Colombian filmmaker Ciro Guerra presents his third feature film, Embrace of the Serpent, with quite the accolade behind it; an Academy Award nomination. With an endorsement of this nature, hopefully it should attract a broader, wider audience, which can only be a good thing, for the more people that indulge in this indelible, dreamlike piece of cinema, are rather unlikely to regret it.
Based around two separate accounts made by Western ethnographers, the expeditions of both Theo von Martins (Jan Bijvoet) and botanist Richard Evans (Brionne Davis) came 40 years apart, but Guerra plays them seamlessly next to one another, weaving in and out of their individual journeys, as they both set foot in the Amazon for the very same reason; to find a sacred healing plan, and uncover whether it’s as magical as the locals allude to.
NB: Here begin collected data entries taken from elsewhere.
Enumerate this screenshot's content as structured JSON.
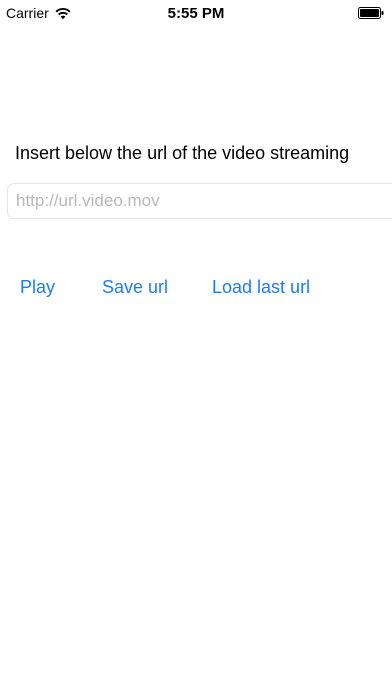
{
  "status_bar": {
    "carrier": "Carrier",
    "time": "5:55 PM",
    "icons": [
      "wifi-icon",
      "battery-icon"
    ]
  },
  "main": {
    "instruction": "Insert below the url of the video streaming",
    "url_field": {
      "value": "",
      "placeholder": "http://url.video.mov"
    },
    "buttons": {
      "play": "Play",
      "save_url": "Save url",
      "load_last_url": "Load last url"
    }
  },
  "colors": {
    "accent": "#1e7ee8",
    "background": "#ffffff",
    "placeholder": "#b7b7bd"
  }
}
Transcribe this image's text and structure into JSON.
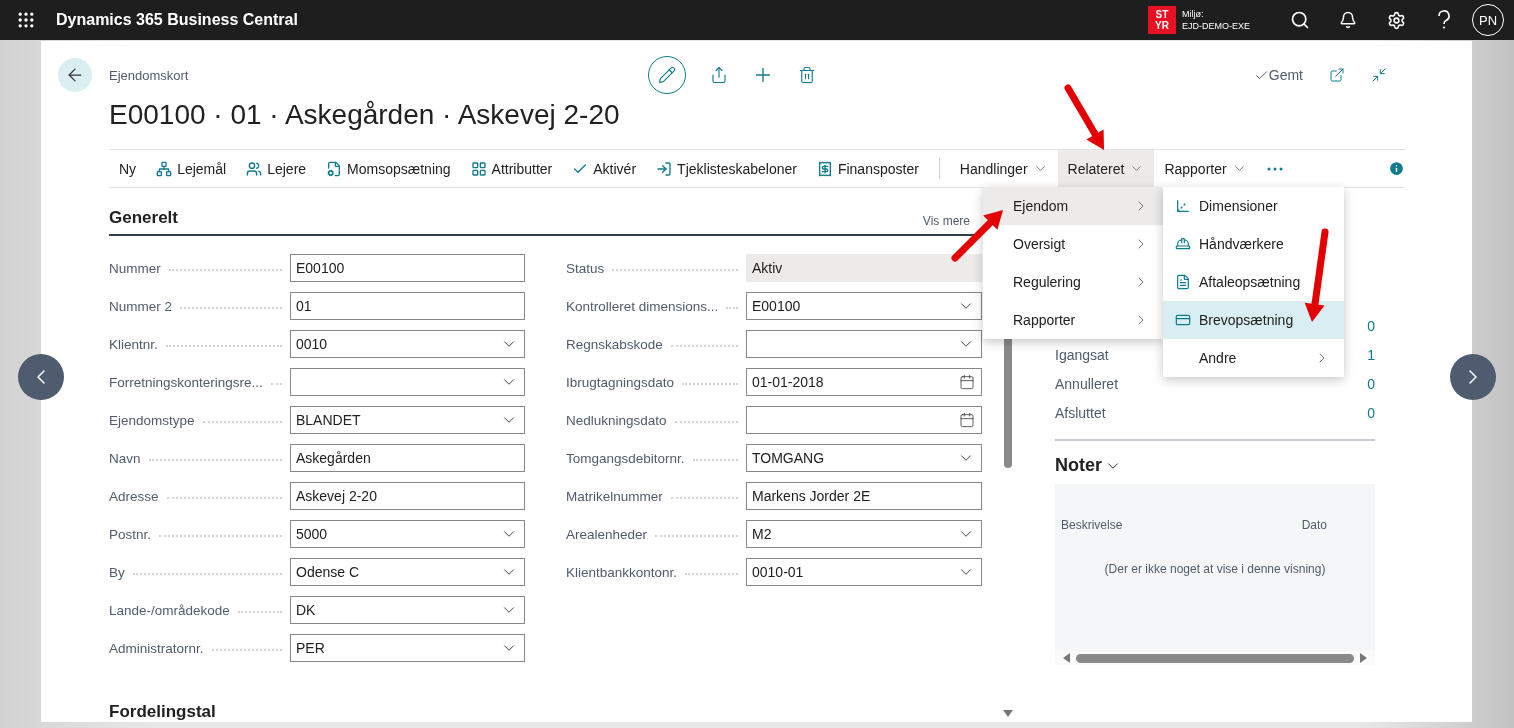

The one consistent within their parallel adventures, is that of Karamakate, played by Nilbio Torres in the past and Antonio Bolivar in the later years; a shaman who assists the explorers. While both men are intrigued by this plant they seek, along the way they come to terms with the oppressive nature of colonialism, and exactly how much of an effect it has had on the indigenous people who survive in the rainforest.
Though an element of guilt is prevalent when watching this endeavour, and witnessing the destructive imprint the West have left on the native tribes of the Amazon, there are no palpable antagonists in this piece, and neither von Martins nor Evans are painted out in a villainous manner, instead almost endearing in their sheer naivety. It’s vital this be the case as it forms more human protagonists, and their flaws enrich the viewer’s experience.
Guerra must be commended for never exploiting the natives himself, using many non-professional actors and studiously exploring their livelihood in an almost documentarian like way, taking a back seat and just observing (a rather stark contrast to the irresponsible manner Eli Roth had when approaching this environment in The Green Inferno). The structure is admirable too, as the two stories blend so effortlessly into one another, while the constant monochrome aesthetic ensures the differences remain subtle, and aren’t visually noticeable. The lack of colour also allows us to paint in our own landscape, indicative of a film that gives the viewer so much freedom to take as they wish, as such a multi-faceted production that is open to interpretation.
Guerra manages to create a trancelike, enchanting cinematic endeavour, and yet never compromises on the colonialist themes that ground the picture, which add a dark, bitter edge that compliments the more bewitching elements. In that regard there are shades to the likes of contemporary productions Tabu and Jauja – and comparisons made to films of that quality can only ever be a good thing.